Contre toute attente, il a dit oui. Dominique De Villepin a annoncé dimanche sur TF1 sa candidature à la présidentielle. "Il a surpris son monde" comme le résume ce matin François Hollande sur RTL. Et sa décision n'a pas manqué de provoquer un tollé dans la majorité. Loin d'avoir le souffle coupé, les responsables UMP montent au créneau les uns après les autres depuis l'annonce pour dénoncer la décision de l'ancien Premier ministre.
La ministre de l'Apprentissage et responsable UMP en charge des élections Nadine Morano a été l'une des plus virulentes. "Dominique de Villepin est un homme seul, sans moyens financiers, sans mouvement politique... L'intérêt général de la France, c'est de faire bloc autour du président de la République", a-t-elle déclaré dès dimanche soir. "Il a eu la mauvaise idée de la dissolution de 1997. Je voudrais qu'il ne commette pas l'erreur de la division en 2012", a-t-elle réclamé. "Je souhaite qu'il prenne encore le temps de la réflexion et qu'il rallie Nicolas Sarkozy", a ajouté Nadine Morano, parlant d'une "candidature de posture." Pour l'ancienne porte-parole de Dominique de Villepin, Marie-Anne Montchamp, aujourd'hui membre du gouvernement, il s'agit d'une "candidature de témoignage. [...] Je regrette personnellement car il me semble que le moment n'est pas optimal pour ce type de candidature."
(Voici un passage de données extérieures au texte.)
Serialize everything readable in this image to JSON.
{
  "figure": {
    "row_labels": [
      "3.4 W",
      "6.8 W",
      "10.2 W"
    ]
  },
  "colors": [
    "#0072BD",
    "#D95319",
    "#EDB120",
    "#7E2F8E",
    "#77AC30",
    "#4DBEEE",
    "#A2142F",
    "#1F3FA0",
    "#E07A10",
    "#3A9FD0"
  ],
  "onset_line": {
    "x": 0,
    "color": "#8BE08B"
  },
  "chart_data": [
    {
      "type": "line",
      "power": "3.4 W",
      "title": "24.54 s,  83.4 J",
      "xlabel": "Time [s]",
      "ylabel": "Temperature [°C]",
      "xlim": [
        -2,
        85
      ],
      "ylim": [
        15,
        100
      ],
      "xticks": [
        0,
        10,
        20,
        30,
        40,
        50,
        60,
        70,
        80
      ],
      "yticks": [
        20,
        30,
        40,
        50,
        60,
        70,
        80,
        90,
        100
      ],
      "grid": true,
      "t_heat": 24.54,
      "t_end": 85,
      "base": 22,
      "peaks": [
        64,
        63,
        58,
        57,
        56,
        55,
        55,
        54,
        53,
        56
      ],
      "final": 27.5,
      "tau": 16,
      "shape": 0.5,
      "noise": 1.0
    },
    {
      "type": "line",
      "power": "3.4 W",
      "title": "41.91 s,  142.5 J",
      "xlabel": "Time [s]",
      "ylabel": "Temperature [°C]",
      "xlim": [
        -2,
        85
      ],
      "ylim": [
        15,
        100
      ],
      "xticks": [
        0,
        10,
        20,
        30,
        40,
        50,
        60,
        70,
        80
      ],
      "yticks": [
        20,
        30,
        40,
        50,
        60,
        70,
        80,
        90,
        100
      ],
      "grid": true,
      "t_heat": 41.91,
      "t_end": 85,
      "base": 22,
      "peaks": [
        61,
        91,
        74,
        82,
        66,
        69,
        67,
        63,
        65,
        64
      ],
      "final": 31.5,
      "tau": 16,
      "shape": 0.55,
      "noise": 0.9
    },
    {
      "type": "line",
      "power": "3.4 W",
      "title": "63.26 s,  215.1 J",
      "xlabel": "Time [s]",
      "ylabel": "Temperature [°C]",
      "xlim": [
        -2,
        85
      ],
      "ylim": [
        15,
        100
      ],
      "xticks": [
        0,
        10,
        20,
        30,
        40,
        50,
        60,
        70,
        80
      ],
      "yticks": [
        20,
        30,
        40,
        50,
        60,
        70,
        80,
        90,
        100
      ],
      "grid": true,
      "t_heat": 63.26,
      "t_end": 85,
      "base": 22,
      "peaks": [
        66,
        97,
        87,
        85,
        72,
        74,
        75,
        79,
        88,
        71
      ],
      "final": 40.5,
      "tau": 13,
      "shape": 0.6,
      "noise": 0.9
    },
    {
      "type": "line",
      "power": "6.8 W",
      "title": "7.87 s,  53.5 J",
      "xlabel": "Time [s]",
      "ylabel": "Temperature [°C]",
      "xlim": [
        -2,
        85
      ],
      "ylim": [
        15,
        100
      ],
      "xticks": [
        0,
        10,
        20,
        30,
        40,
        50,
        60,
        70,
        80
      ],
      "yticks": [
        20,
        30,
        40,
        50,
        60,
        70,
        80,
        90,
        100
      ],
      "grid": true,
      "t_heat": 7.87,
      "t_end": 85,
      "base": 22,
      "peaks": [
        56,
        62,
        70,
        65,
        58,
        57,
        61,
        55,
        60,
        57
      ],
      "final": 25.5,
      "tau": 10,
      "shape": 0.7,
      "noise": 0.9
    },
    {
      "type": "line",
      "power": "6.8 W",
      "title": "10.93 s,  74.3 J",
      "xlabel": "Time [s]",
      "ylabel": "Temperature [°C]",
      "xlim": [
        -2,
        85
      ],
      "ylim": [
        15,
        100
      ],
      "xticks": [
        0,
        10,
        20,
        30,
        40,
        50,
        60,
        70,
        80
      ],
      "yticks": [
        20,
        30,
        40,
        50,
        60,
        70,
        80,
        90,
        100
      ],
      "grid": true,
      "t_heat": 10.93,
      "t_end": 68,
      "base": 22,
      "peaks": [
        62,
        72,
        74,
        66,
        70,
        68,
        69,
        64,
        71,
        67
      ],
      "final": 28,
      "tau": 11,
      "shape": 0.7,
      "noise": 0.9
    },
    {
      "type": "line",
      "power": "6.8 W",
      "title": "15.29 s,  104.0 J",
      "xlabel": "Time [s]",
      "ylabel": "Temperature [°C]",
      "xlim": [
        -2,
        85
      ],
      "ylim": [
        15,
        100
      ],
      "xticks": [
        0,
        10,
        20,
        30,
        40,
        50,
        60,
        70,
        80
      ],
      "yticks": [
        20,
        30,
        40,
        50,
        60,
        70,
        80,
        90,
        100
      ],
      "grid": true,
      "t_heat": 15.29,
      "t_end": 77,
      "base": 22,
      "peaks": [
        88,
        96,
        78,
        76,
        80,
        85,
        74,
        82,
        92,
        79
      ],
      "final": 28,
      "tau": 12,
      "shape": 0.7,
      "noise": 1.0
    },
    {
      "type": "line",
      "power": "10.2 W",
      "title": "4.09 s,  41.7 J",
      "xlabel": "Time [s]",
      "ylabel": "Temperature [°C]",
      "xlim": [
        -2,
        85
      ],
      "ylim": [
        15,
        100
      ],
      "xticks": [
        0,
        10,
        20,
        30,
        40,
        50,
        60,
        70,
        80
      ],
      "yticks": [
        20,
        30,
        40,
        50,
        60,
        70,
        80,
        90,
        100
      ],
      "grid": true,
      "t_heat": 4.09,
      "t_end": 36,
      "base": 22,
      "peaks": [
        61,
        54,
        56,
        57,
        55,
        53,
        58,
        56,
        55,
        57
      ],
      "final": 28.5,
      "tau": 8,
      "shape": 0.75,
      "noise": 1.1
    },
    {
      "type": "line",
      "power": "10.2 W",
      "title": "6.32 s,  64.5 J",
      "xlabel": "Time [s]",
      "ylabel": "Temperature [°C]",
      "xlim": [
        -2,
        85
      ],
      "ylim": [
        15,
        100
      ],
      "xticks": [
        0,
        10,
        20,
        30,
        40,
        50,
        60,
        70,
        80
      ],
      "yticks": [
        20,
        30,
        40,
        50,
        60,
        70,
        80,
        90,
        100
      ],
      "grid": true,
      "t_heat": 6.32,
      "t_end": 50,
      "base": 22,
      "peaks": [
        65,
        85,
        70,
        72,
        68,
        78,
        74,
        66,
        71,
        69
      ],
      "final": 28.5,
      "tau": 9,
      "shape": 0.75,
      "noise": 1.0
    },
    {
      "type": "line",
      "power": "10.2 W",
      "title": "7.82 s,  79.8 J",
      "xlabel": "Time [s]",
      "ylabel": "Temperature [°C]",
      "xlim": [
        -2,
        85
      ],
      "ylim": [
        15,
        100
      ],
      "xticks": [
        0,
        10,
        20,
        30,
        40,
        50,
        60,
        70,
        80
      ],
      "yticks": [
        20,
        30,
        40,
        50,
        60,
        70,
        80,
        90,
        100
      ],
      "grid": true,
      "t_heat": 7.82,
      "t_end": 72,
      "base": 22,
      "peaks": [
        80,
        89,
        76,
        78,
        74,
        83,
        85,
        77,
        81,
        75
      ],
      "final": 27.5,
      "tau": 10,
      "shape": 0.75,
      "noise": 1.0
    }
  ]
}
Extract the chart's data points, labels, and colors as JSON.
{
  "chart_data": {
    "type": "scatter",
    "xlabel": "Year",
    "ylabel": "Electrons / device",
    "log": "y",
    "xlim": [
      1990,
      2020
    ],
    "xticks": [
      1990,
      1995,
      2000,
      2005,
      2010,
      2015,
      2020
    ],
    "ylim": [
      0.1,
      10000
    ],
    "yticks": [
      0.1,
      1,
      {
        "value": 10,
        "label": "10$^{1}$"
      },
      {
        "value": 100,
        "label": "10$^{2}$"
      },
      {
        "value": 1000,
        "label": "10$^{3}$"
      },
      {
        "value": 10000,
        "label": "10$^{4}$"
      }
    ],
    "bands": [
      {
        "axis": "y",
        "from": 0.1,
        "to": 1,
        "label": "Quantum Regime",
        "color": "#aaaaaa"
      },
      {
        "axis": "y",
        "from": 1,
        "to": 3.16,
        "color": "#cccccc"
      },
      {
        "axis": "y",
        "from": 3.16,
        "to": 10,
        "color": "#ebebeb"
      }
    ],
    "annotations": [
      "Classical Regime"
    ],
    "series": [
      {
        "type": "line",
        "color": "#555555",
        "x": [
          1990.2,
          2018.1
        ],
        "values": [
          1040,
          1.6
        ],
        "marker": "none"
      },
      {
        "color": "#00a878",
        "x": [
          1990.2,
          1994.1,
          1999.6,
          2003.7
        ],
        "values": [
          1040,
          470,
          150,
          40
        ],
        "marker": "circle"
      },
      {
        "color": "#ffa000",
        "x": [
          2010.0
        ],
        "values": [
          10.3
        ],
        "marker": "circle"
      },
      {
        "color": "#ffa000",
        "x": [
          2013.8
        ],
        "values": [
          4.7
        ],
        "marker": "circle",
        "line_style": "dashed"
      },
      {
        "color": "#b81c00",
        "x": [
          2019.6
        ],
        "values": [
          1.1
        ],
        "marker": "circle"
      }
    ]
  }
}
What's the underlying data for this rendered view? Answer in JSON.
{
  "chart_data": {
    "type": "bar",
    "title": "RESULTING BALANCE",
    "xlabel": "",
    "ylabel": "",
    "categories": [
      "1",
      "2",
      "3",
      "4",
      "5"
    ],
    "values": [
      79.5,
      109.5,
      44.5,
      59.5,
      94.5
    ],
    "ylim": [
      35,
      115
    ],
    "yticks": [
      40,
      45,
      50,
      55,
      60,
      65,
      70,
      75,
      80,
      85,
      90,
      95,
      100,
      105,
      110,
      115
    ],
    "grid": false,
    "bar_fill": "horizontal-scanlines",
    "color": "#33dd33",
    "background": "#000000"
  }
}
"Le risque d'un 21 avril à l'envers est réel"
Plus diplomate, le ministre du Travail et de la Santé Xavier Bertrand peu avant l'annonce de la candidature à ce que "Dominique de Villepin nous rejoigne le plus tôt possible, parce que nous sommes dans un moment difficile."
Pour sa part, Valérie Rosso-Debord, députée de Meurthe-et-Moselle et déléguée générale adjointe de l'UMP, "regrette" la décision de Dominique de Villepin. Elle prévient que "seule l'union la plus large des forces, des idées et des convictions de la droite et du centre permettront d'être en position de l'emporter lors de la campagne de 2012. Le risque d'un 21 avril à l'envers est réel et nous appelons toute notre famille politique à se rassembler et à se mobiliser face à la gauche et au FN".
Le député du Finistère Jacques Le Guen qualifie même cette candidature dans Ouest-France de "faute politique" arguant que Villepin "se disqualifie dans sa capacité à rassembler les Français."
"On verra si ses convictions sont aussi fortes que les pressions"
Du côté des soutiens de l'ancien premier ministre, on se réjouit évidemment de l'annonce. "La voix forte et libre de Dominique de Villepin ne pouvait être plus longtemps absente du débat présidentiel. Sa vision, son expérience et son courage, porteront son projet politique, ambitieux face à la crise, socialement juste pour les Français et moderne pour refonder la Nation" commente le député UMP Jean-Pierre Grand, président de République solidaire, le parti fondé par Dominique de Villepin "Nos concitoyens doivent connaître les propositions de Dominique de Villepin pour la France et pour les Français, après ils jugeront. C'est la démocratie, c'est la République", poursui-il.
Et chez les socialistes, on juge plutôt cette candidature d'un bon oeil. "C'est une mauvaise nouvelle pour Sarkozy" assure le sénateur socialiste André Vallini, sur i-Télé. Jean-Louis Borloo y voit plutôt "grande mauvaise nouvelle" pour François Bayrou, candidat MoDem à l'Elysée, "pas pour Nicolas Sarkozy". "Dominique de Villepin joue une partition qui est: 'je suis au-dessus, s'il y a une crise extrêmement grave, je suis disponible. Et pour autant je laisse (François) Bayrou occuper cet espace de gens qui, par nature, sont ni franchement socialistes ni franchement Sarkozystes'", a affirmé le président du Parti radical, qui a lui-même renoncé en octobre à être candidat à la présidentielle.
"Il a une certaine vision du rôle de la France dans le monde, différente de celle de Nicolas Sarkozy. Son discours en 2003 aux Nations Unis est resté dans la mémoire des Français" a commenté le directeur de la communication de François Hollande, Manuel Valls, ce matin sur Europe1. Le candidat PS a quant à lui salué "un homme de convictions", avant de conclure: "On verra si ses convictions sonu aussi fortes que les pressions qu'il a dans son dos. On verra s'il va aller jusqu'au bout."